From 1933 to 1934, Gareth was employed as a journalist and reporter to the Welsh newspaper, the Western Mail. Not only in his articles did he write about Russia, Germany, Ireland and unemployment, but he wrote about the craftsmen of rural Wales in the 1930's; trades that have been largely lost to posterity. His articles are a delight to read and after his death many were incorporated in a small book entitled In Search of News, the proceeds of which went towards a Travelling Scholarship. Today this scholarship is still being awarded to graduates of the University of Wales.

In October 1934, Gareth left Britain on a 'Round the World Fact Finding Tour'. He spent three months in the United States and during the time there he visited Wales, Wisconsin where he had the privilege of interviewing Frank Lloyd Wright. But Gareth's main reason for the tour was to visit the Far East, this area being an enigma to the western world. Gareth intended to investigate the Japanese designs of expansion in the Far East and in particular with relation to northern China and Manchukuo. Five or six weeks were spent in Japan where he interviewed a number of Japanese politicians who were influencing world events. Previous to arriving in China he visited many countries in the Far East including the Philippines, Dutch East Indies, Singapore, Siam, French Indo-China and Hong Kong before he reached Beijing and in each place he called on the Japanese Consuls. He enquired from the ex-patriots their views on the current political situation in relation to Japan's intentions. On arrival in Beijing, Gareth received from Baron von Plessen an invitation to attend the meeting of the Mongol Princes and to meet the pro-Japanese Prince Teh Wang. The baron returned to Beijing leaving Gareth in the company of a German, Dr. Herbert Müller to travel in Inner Mongolia believing it to be free of bandits. They ventured into territory that had been had infiltrated by Japanese a few days earlier and where the pair found troops were massing. They were apprehended by the Japanese military for some hours, but when released they were informed that there were three ways back to the Chinese town of Kalgan, one of which was safe. Taking this route on the following day they were captured by bandits and held for ransom for 100,000 Mexican dollars. The German was released within two days, but after 16 days in captivity, the bandits, disbanded Chinese soldiers whose families may have been held to ransom by the Japanese murdered Gareth.
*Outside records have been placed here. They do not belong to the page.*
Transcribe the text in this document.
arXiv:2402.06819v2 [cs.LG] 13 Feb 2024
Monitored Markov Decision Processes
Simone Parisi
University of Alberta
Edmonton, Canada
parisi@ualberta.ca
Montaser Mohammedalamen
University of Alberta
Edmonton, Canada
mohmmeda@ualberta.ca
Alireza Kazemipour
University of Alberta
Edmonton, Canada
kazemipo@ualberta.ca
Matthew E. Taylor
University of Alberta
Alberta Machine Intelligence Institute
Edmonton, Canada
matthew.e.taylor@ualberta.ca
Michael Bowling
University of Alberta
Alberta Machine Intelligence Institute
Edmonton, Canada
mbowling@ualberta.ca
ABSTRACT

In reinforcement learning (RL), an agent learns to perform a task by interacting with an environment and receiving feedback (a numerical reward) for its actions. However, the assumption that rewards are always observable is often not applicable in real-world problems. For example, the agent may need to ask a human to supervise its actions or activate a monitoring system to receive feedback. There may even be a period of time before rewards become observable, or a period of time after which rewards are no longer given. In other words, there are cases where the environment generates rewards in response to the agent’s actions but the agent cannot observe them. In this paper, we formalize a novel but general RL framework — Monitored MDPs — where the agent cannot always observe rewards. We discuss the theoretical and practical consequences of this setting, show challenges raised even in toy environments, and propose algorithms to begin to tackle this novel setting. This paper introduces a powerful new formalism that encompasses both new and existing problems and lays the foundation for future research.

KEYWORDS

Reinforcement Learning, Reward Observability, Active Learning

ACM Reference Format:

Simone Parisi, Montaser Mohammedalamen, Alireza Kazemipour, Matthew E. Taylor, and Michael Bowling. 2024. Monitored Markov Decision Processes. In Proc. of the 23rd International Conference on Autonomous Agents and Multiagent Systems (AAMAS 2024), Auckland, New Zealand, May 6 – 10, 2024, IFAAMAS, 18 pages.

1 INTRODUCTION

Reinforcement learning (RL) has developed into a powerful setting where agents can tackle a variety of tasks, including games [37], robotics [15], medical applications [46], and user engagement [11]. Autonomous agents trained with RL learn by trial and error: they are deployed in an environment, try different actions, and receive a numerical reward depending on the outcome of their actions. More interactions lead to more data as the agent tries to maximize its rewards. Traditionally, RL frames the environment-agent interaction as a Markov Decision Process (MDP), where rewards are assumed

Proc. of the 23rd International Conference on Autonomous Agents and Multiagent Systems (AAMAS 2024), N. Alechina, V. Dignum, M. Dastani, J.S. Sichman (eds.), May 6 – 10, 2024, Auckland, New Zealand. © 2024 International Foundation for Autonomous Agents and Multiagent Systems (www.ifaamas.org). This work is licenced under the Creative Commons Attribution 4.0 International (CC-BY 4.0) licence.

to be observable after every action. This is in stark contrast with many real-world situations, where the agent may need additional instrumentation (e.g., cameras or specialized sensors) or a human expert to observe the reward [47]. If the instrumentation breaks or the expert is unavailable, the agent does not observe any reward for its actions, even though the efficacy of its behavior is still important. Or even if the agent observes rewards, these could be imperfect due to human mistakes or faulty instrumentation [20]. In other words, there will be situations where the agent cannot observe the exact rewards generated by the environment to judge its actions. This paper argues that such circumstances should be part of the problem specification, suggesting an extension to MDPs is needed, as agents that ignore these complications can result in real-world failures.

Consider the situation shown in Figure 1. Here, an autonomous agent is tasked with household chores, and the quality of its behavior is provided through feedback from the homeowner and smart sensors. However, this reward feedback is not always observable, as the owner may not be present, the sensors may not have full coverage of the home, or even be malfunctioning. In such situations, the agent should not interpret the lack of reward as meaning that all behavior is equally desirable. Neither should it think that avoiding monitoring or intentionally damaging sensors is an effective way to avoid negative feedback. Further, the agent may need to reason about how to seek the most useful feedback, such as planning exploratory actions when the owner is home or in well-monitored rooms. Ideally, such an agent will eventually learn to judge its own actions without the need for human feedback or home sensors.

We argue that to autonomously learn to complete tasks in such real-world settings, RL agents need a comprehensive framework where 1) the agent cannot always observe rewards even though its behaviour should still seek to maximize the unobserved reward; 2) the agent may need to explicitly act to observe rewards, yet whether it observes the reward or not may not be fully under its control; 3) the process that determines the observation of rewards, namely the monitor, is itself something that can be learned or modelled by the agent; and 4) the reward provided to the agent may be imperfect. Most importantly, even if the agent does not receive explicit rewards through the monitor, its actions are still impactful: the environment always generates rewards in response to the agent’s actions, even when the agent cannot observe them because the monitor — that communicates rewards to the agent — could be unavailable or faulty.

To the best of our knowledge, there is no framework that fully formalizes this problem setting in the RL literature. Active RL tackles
Gareth Jones' death on the eve of his thirtieth birthday was a tragic loss not only to his family but to the world and society as a whole. He had revealed to the world the terrible famine in the Soviet Union and Ukraine; he predicted the Second World War in Europe would breakout following the Danzig Corridor dispute and the designs of territorial expansion by the Japanese would bring about a conflagration in the Far East.

To quote David Lloyd George: "Mr. Gareth Jones knew too much."